Mamma, ho perso l’aereo: recensione
Tra i film natalizi più divertenti di sempre, qualcuno ricorderà sicuramente Mamma, ho perso l’aereo, di Chris Columbus. Uscito nelle sale cinematografiche nel 1990, il film ha ottenuto un enorme successo, raggiungendo un incasso al box-office mondiale di più di 500.000.000 di dollari. A Chicago, i coniugi Peter e Kate McCallister sono in partenza per una vacanza natalizia insieme alla loro famiglia. Nel caos generato dalla fretta di partire, il piccolo Kevin resta a casa ma, nonostante l’assenza dei propri parenti, non si perde d’animo e comincia a spassarsela in diversi modi.
Il nostro giovane protagonista però, se la dovrà vedere con Harry e Marv, due malvagi scassinatori che intendono svaligiare la casa dei McCallister. Per fronteggiare il pericolo, Kevin piazza una lunga serie di trappole che riescono a fermare i due malviventi, facendoli finire in carcere.

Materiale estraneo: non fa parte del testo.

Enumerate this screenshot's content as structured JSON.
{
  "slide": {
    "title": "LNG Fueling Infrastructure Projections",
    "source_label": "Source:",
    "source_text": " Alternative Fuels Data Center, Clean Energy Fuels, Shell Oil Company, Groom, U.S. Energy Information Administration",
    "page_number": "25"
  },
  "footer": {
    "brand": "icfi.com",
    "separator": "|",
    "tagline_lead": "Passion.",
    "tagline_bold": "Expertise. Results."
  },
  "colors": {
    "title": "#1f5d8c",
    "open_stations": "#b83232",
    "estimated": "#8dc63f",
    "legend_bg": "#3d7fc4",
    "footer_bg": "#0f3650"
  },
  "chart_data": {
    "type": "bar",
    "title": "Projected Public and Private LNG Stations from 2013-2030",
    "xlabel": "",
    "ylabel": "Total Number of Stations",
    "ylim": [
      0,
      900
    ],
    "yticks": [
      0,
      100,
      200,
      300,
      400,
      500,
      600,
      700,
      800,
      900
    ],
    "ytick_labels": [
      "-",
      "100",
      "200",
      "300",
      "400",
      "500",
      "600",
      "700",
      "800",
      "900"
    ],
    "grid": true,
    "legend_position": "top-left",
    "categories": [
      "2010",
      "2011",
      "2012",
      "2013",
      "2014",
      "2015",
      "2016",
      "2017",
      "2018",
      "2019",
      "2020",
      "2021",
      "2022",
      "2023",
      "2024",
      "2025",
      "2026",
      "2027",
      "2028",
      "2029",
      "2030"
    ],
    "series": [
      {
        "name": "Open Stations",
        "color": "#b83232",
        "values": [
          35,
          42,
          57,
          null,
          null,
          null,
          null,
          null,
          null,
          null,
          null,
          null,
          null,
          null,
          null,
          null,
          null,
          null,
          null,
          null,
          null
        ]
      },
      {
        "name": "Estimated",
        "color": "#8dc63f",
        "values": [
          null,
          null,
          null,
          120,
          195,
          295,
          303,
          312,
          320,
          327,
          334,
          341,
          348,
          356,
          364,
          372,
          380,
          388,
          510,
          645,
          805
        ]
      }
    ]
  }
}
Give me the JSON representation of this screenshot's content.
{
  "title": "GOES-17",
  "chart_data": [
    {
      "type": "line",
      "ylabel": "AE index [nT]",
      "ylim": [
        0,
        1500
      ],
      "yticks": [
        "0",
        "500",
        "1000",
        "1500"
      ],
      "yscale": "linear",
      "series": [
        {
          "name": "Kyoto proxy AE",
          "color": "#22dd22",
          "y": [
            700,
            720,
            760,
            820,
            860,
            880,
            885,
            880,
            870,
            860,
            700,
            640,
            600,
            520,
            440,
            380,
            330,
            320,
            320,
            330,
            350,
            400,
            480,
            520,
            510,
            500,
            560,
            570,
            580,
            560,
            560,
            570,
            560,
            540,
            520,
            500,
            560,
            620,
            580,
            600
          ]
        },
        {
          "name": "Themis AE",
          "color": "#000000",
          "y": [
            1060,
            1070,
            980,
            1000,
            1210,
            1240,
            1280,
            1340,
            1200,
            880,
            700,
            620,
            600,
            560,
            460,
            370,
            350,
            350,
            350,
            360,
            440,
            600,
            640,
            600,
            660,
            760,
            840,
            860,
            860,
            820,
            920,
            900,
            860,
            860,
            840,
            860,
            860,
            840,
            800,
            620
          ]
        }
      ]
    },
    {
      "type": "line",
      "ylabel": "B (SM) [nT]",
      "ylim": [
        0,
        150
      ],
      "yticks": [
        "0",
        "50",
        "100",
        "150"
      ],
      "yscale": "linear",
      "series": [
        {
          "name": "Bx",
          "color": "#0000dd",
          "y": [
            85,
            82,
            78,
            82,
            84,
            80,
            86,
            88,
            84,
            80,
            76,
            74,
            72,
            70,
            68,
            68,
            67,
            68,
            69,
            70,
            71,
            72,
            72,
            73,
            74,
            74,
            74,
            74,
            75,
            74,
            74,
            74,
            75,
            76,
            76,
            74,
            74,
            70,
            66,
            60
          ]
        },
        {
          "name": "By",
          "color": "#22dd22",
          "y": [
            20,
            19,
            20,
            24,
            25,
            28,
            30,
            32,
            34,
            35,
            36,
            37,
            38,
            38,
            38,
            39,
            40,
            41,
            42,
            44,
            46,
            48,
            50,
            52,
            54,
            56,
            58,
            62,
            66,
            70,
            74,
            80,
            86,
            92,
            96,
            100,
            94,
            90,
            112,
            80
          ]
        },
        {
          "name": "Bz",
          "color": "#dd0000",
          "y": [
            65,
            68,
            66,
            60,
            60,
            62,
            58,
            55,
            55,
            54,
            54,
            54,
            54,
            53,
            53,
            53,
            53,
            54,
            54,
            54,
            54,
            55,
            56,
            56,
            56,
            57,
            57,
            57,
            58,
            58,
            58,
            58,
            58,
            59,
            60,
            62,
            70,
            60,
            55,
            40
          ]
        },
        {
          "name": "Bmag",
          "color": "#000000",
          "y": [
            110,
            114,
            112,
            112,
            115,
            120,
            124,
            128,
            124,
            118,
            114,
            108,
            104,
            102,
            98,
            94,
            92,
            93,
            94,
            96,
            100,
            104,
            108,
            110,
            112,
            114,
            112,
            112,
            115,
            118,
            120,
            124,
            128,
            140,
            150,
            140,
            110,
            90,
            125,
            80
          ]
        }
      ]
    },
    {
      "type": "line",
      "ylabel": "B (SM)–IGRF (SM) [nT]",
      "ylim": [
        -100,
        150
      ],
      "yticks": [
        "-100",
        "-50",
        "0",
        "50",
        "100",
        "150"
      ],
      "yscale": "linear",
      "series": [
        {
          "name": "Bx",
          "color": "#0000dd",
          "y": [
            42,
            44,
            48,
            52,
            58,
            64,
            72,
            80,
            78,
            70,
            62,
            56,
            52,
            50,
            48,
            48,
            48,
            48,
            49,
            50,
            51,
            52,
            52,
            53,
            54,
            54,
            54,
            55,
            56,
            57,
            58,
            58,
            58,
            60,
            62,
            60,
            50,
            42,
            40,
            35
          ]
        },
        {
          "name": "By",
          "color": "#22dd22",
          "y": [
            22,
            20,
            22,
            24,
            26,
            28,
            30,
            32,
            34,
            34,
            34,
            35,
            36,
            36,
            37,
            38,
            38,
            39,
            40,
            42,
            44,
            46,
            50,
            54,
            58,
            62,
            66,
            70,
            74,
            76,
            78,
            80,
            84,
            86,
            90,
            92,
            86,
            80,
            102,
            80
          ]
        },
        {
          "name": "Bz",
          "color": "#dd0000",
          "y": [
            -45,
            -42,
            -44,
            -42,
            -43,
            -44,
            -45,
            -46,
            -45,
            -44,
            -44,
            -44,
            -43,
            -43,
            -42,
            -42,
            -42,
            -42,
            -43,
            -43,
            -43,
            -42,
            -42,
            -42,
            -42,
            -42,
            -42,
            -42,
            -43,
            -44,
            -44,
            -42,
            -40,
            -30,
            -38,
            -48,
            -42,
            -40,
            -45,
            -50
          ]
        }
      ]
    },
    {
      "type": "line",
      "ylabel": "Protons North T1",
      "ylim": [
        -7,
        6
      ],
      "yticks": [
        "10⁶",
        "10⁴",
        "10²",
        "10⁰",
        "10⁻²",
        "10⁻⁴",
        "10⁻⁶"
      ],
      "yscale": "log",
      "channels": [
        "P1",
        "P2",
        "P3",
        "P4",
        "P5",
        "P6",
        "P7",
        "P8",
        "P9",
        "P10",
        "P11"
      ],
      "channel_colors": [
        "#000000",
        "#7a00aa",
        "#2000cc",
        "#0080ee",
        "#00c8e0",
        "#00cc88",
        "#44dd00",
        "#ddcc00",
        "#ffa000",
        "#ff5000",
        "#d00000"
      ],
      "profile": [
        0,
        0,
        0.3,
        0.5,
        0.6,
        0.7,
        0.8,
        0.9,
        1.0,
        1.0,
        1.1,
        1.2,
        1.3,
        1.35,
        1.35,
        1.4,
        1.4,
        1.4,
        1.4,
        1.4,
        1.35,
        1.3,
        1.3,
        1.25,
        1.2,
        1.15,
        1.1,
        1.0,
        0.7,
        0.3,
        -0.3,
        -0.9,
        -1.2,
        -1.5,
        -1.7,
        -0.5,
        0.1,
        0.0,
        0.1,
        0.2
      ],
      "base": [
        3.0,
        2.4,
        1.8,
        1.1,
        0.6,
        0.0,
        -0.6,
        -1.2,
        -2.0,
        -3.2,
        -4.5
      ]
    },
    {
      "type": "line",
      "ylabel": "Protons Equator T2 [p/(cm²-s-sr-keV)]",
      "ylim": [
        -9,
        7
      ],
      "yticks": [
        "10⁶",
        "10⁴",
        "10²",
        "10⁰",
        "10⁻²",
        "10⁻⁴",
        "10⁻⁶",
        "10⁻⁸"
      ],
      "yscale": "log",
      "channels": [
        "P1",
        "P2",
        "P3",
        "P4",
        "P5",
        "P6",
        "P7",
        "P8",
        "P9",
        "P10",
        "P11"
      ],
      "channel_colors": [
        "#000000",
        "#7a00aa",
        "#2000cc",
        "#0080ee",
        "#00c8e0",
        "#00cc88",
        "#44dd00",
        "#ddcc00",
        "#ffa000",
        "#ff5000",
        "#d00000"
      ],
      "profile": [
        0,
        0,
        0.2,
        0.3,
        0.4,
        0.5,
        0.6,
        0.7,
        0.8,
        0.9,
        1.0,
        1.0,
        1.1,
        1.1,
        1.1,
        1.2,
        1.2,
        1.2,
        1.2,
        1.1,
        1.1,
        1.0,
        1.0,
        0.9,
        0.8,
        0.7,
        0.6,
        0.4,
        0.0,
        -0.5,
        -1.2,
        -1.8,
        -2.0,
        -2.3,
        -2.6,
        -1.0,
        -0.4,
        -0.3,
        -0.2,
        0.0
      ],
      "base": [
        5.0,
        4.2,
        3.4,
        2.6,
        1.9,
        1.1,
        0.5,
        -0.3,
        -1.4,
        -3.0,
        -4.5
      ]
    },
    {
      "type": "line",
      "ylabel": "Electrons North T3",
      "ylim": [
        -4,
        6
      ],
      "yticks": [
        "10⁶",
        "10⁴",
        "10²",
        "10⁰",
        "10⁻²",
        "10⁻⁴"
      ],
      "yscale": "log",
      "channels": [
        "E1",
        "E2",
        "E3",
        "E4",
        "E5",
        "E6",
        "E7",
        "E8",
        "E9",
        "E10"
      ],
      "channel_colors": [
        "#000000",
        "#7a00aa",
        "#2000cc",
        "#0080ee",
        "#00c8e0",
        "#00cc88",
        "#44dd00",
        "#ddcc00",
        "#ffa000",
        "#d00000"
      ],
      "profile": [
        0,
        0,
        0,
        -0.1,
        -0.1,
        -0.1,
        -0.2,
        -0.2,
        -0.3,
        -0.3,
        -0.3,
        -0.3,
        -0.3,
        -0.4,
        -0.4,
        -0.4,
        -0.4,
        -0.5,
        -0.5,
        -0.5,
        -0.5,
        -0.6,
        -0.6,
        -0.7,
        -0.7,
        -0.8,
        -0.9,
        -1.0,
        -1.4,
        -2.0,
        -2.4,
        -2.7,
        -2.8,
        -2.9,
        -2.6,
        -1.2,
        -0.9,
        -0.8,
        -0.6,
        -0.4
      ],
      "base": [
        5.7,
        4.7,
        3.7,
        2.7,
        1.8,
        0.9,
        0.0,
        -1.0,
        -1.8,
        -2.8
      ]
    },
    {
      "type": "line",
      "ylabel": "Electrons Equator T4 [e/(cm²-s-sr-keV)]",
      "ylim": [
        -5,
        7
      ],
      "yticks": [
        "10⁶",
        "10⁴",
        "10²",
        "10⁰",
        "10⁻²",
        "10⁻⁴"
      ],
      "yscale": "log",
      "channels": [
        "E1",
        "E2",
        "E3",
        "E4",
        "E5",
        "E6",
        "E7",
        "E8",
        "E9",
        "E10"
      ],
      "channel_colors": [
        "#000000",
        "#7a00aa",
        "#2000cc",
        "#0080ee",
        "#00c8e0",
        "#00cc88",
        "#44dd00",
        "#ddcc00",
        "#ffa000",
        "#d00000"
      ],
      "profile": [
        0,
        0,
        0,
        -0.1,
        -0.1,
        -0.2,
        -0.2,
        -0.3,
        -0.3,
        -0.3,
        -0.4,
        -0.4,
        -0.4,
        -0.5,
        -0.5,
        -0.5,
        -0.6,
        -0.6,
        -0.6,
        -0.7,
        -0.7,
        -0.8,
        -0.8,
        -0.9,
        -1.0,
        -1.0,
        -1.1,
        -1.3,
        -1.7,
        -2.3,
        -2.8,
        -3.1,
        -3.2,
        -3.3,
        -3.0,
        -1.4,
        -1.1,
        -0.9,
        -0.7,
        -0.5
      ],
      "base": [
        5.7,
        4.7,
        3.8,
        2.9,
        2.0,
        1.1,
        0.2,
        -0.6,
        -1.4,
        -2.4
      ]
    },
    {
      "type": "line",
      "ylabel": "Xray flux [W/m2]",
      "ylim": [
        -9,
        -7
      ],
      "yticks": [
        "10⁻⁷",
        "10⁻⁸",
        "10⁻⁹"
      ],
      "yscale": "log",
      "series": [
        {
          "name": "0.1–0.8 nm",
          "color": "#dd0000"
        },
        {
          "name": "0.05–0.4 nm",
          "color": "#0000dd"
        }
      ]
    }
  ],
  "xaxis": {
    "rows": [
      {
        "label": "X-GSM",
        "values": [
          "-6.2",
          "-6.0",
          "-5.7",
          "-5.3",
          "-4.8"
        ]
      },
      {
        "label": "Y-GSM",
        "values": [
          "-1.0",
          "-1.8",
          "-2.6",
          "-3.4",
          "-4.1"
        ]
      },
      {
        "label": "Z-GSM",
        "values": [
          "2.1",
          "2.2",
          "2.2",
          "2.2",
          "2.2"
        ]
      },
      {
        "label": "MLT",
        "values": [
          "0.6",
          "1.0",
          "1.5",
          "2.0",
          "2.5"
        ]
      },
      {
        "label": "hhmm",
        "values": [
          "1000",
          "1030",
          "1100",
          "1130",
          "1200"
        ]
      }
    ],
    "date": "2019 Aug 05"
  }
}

Il film presenta l’impostazione classica della commedia, con elementi derivanti da cartoni animati famosi del calibro di Tom & Jerry o Wile E. Coyote e Beep Beep e ad evidenziare ulteriormente la comicità del film, vi è la copertina, profondamente ispirata al famoso Urlo di Munch. Il successo ottenuto da Mamma, ho perso l’aereo ha dato il via inoltre ad un franchise che, nel 1992, diede vita ad un sequel intitolato Mamma, ho perso l’aereo – mi sono smarrito a New York e non solo; uscirono anche dei videogames, giochi da tavolo e alcuni libri, sempre ispirati alla pellicola. Nonostante la prevalente parte comica, il film presenta anche una denuncia verso quelle famiglie che, per eccessive inattenzioni o altro, trascurano i propri figli, creando poi un senso di distacco doloroso nella psiche del bambino che potrebbe segnarlo per il resto della vita e avere delle ripercussioni nel futuro. Per evidenziare con maggior efficacia questo elemento, la sceneggiatura venne scritta apposta per Macaulay Culkin, ispirandosi notevolmente agli episodi della sua difficile situazione famigliare.